On the morning after the General Election night before, the identity of who will be in charge of the UK is still unclear.
What happens now?
We’re not the political experts – you can find plenty of media outlets taking their best guesses at how the chips may fall between the main parties.
At the time of writing on Friday morning, the most likely outcome seems to be that the Conservatives – who won the most seats - will attempt to form a government, possibly with the support of the Democratic Unionist Party.
The rest of this article assumes those negotiations are successful, with the Conservatives feeling confident they can push their manifesto agenda through. We won’t go into detail here, but if a deal is not done that puts the Tories into power, then a number of formal processes kick into gear – one of which would give the Labour party a chance to show it could govern.
When (or if!) a government is formed following negotiations, the first thing to happen will be an emergency Budget, where the Chancellor will set out how the new government is going to manage the economy for the next five years.
But there might be a gap between its intentions and what it can actually achieve, given that the other parties could combine to vote down its proposals. Here’s what we think you should look out for…

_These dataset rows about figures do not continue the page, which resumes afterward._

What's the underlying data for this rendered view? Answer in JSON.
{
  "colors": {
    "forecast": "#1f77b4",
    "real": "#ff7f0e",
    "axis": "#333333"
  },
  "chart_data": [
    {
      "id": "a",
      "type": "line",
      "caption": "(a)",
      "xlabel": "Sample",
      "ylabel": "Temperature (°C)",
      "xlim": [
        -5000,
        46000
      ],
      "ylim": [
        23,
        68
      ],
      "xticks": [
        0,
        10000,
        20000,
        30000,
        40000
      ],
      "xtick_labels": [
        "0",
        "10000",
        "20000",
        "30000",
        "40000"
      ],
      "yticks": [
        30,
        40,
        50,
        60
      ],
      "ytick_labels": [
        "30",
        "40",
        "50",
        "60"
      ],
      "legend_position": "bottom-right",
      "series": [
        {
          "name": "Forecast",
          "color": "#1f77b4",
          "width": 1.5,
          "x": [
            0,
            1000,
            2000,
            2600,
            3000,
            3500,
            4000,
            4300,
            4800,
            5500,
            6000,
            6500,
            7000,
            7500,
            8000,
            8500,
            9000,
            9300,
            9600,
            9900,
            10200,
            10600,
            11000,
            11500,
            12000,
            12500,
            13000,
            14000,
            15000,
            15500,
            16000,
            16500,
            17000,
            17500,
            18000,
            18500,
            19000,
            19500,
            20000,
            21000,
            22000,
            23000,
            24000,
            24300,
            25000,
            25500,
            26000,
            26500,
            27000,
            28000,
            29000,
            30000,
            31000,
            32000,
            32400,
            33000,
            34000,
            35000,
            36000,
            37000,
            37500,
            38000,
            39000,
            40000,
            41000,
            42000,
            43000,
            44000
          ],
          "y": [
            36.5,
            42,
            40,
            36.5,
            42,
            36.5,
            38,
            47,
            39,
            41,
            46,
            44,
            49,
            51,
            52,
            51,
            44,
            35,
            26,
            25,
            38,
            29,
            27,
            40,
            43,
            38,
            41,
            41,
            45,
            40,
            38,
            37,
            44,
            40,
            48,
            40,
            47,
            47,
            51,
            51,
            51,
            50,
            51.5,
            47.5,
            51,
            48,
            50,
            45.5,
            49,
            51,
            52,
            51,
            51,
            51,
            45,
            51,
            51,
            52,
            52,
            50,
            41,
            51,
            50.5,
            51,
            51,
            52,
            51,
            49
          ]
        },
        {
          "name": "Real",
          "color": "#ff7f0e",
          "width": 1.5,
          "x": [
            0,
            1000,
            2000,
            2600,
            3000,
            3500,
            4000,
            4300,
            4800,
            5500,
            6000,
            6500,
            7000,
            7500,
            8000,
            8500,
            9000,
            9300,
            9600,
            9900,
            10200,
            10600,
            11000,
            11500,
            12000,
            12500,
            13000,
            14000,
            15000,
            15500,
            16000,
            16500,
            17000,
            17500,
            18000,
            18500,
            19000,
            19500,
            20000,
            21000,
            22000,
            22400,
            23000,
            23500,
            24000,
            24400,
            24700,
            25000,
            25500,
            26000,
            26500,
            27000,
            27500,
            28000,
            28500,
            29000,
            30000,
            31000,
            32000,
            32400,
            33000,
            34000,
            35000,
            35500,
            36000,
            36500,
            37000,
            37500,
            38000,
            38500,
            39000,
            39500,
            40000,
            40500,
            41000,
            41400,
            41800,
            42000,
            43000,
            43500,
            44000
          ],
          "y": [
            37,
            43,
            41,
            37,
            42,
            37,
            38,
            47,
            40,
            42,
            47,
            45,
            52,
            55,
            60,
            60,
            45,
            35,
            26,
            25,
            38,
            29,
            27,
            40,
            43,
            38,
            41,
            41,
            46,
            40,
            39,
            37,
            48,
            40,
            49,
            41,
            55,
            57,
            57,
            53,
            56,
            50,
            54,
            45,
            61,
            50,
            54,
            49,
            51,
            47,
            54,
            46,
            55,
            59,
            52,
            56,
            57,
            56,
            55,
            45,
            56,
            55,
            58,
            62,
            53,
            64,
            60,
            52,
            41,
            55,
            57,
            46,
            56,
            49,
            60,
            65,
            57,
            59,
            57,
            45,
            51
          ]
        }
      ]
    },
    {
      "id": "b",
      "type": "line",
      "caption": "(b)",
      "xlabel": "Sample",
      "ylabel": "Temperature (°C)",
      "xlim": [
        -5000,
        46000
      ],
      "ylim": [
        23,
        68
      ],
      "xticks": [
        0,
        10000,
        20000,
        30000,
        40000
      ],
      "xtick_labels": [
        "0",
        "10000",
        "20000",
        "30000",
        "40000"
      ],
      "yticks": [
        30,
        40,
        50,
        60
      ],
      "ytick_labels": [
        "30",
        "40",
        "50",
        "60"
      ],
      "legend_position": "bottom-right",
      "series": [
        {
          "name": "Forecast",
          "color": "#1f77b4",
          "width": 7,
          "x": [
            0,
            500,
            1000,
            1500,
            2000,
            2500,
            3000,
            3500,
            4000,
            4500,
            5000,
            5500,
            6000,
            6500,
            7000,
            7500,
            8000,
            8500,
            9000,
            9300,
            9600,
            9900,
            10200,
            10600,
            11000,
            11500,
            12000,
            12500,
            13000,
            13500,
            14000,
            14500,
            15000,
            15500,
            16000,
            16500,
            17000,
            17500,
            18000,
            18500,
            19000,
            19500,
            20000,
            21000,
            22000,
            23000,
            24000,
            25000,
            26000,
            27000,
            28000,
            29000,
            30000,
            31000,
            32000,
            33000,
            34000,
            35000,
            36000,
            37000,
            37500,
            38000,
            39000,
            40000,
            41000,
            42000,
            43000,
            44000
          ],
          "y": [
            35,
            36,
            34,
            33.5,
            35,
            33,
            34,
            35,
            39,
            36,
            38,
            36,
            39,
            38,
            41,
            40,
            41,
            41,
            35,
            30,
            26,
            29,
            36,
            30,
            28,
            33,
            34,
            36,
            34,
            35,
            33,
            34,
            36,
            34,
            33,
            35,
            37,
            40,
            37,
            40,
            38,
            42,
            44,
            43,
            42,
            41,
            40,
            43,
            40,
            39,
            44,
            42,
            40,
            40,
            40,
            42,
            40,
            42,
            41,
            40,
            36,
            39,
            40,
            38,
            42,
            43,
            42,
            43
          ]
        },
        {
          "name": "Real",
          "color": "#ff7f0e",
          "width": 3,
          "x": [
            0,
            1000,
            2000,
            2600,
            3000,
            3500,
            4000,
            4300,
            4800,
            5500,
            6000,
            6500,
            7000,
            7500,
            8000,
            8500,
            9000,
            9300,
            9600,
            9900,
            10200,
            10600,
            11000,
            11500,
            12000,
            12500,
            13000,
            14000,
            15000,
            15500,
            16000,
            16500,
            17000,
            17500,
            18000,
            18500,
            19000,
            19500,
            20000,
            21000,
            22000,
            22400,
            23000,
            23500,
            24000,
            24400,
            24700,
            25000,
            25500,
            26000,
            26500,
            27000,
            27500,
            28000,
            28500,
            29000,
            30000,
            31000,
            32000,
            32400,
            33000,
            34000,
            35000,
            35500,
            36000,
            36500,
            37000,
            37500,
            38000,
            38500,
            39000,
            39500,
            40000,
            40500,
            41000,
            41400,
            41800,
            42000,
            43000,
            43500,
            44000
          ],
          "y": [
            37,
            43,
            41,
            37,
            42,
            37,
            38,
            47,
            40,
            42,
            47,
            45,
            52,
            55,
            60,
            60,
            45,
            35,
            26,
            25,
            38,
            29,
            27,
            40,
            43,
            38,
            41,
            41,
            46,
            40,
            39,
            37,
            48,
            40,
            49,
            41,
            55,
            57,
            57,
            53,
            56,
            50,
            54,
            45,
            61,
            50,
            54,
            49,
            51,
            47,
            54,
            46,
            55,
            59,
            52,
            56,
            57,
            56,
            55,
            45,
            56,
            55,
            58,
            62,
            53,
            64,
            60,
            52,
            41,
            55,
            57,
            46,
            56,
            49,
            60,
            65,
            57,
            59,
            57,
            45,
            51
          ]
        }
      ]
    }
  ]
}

The Tories have already signalled that they want to increase the personal allowance – the amount you can earn before you pay income tax – from its current level of £11,500 to £12,500 a year.
The original timetable for this was 2020, but we’ll have to wait and see if this is confirmed in the Budget.
Similarly with the threshold for paying higher rate tax at 40%. At the moment it is £45,000, but the Tories want this to rise to £50,000. Again, we’ll have to see what the Budget has to say on this, as well as any hints of movement on the actual rates of income tax paid.
As for the minimum wage. This was scheduled to rise to £8.75 an hour by 2020. Again, we’ll need to see if the new administration wants to stick to the plan, or whether the other parties will be able to influence its thinking.
Insurance premium tax
We’ll also have to keep an eye on insurance premium tax, or IPT.
Just before the election, this leapt up from 10% to 12% of premiums for car, home, pet and medical insurance.
Not much chance of it rising further then, you might think. But I wouldn’t be so sure. Only two years ago, this tax stood at 6%, so the Tories clearly see it as a good source of revenue.
And there’s been talk that IPT should increase to the same rate as VAT – which is 20%.
We might not see IPT rise in the next Budget, but I’d be surprised if it was still 12% a year from now.
On to energy. The Tory manifesto promised a price cap on what it called the ‘poorest value’ energy tariffs, so people will be expecting action, especially as they were promised savings of £100 a year at one point.
Labour has also floated proposals to cap or control energy prices.
We think this approach is flawed. Our figures show that someone on a standard variable rate tariff could save £200 or more today by switching to a cheap fixed rate tariff, with no need for heavy-handed government interference in the market.
What’s more, the likelihood is that government intervention would lead to a reduction in the number and quality of cheap deals, ultimately leaving most people worse off.
We want the new government to do much more to encourage people to switch from expensive tariffs to the cheaper deals that are already available.
Watch this space
So firstly it’s all eyes on whether the Conservatives can form a government or not. If they can, we’ll then see in a forthcoming Budget how much of their manifesto they still plan to implement. Watch this space to see how your finances will be affected.